For Pinnick, it’s a labor of love.
"I grew up skiing. It’s one of those
sports I’m passionate about," he said at the Ski Time following the local
showing. "I’ve found a way to blend my professional love with my athletic
hobbies and passions. To me it’s not a job. It’s like, ‘Sweet, I get to go to
work.’"
For the relative newcomer to the ski film
business, the competition could be intimidating. Big names like Jackson, Wyo.,
based Teton Gravity Research, Crested Butte, Colo., based Matchstick Productions
and California-based Poor Boyz Productions dominate the business.
And the granddaddy of all ski film
companies, Warren Miller Entertainment, still produces a film each fall, though
Pinnick said his primary competition are among the aforementioned companies.
That’s not to say, however, that he hasn’t
been influenced by his predecessors, Warren Miller and Greg Stump, who together
practically monopolized the ski movie business throughout the 1980s and much of
the 1990s.
"I think they did really have an impact on
me," Pinnick said. "It wasn’t, ‘Oh, I want to go make ski movies.’ I was
inspired by them, but at the same time, it’s not direct inspiration."
The making of ski movies, however, wasn’t
necessarily about skiing for Pinnick. The business grew out of a love for
filmmaking, as it did for Warren Miller.
Pinnick founded Rage Films at the age of
16, when he made his first short film, called "21," which chronicled a group of
underage kids trying to buy beer. When the film was accepted to some small
festivals, Pinnick was inspired enough to continue.
He first filmed skiing on Oregon’s Mount
Bachelor, where he took his dad’s Handycam and filmed his buddies shredding the
hill. He eventually went to the Art Institute of Seattle to continue studying
filmmaking.
By 2001, following the Sept. 11 terrorist
attacks, Pinnick was ready for a change of pace from a dot-com he founded in
Toronto. He was moving from the East Coast back to Oregon, when he stopped in
Salt Lake City to visit his brother.
"Ten days turned into 10 months and a ski
movie," he said.
Rage Films released "Kinetic" in the fall
of 2002 and very quickly picked up a handful of sponsors, including Head, DNA
and Deschutes Brewing Co.
"Basically, I was trying to prove to
myself and my sponsors that I could apply my traditional film background to
skiing and the hill," he said. "Because of ‘Kinetic,’ I got the sponsors I have
today."
In the heavily formula-oriented world of
ski movies, Pinnick believes he is set apart because of his attention to detail,
including editing and visual aesthetics.
"We spend a lot of time putting everything
to the beat and making everything gel," he said. "We spend a ton of time in the
editing room."
What’s more, "The Junk Show Diaries" does
an excellent job of illustrating the consequences of high-end skiing.
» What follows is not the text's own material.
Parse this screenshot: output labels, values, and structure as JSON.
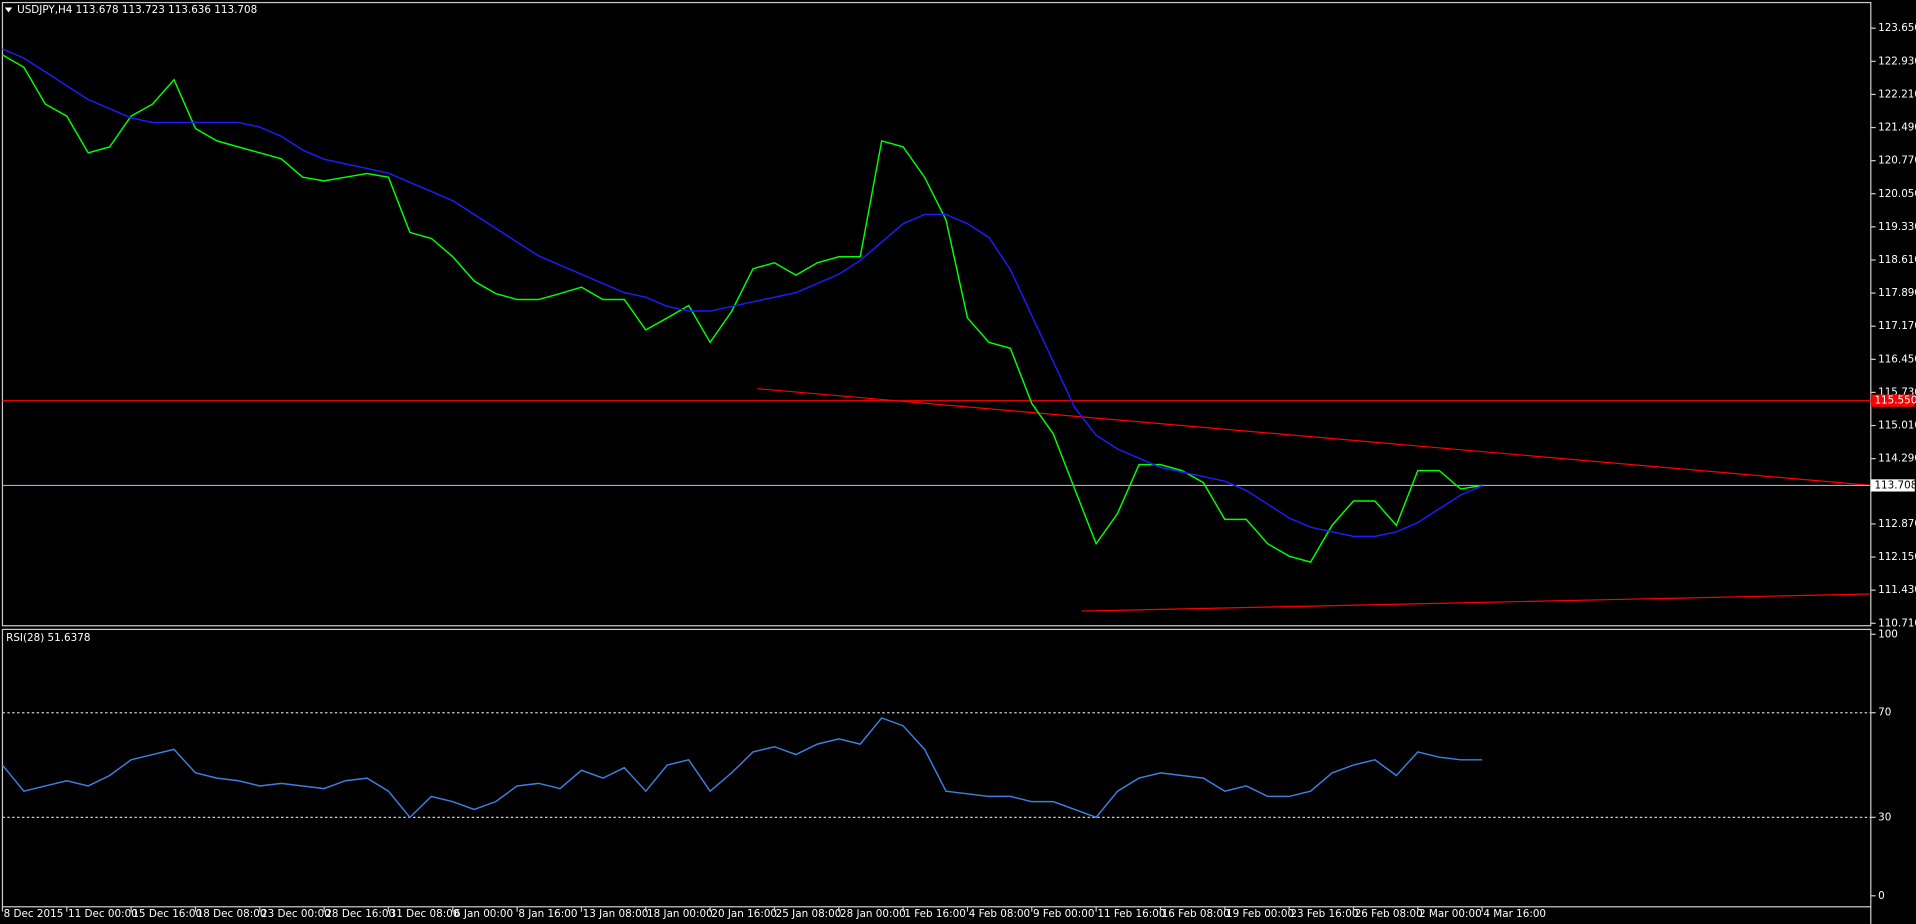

Ski
accidents are portrayed as more than bloopers. One segment features freeskier
Darian Boyle, who suffered a catastrophic ski accident while filming. She is
interviewed from her hospital bed and, separately, while wearing head gear
designed to help her broken neck heal.
"There’s a lot that goes into it," Pinnick
said. "These people are professional skiers for a reason. They put their bodies
to the test."
This winter, Pinnick and his film crews
are hitting the slopes again, and, with 18 sponsors, including Ketchum-based
Smith Sport Optics, Rage Films’ budget and staff is increasing as creative
restrictions are peeled back.
As for next year’s film, Pinnick shrugged,
"We’re doing it all over again. Only it’s going to be bigger and better."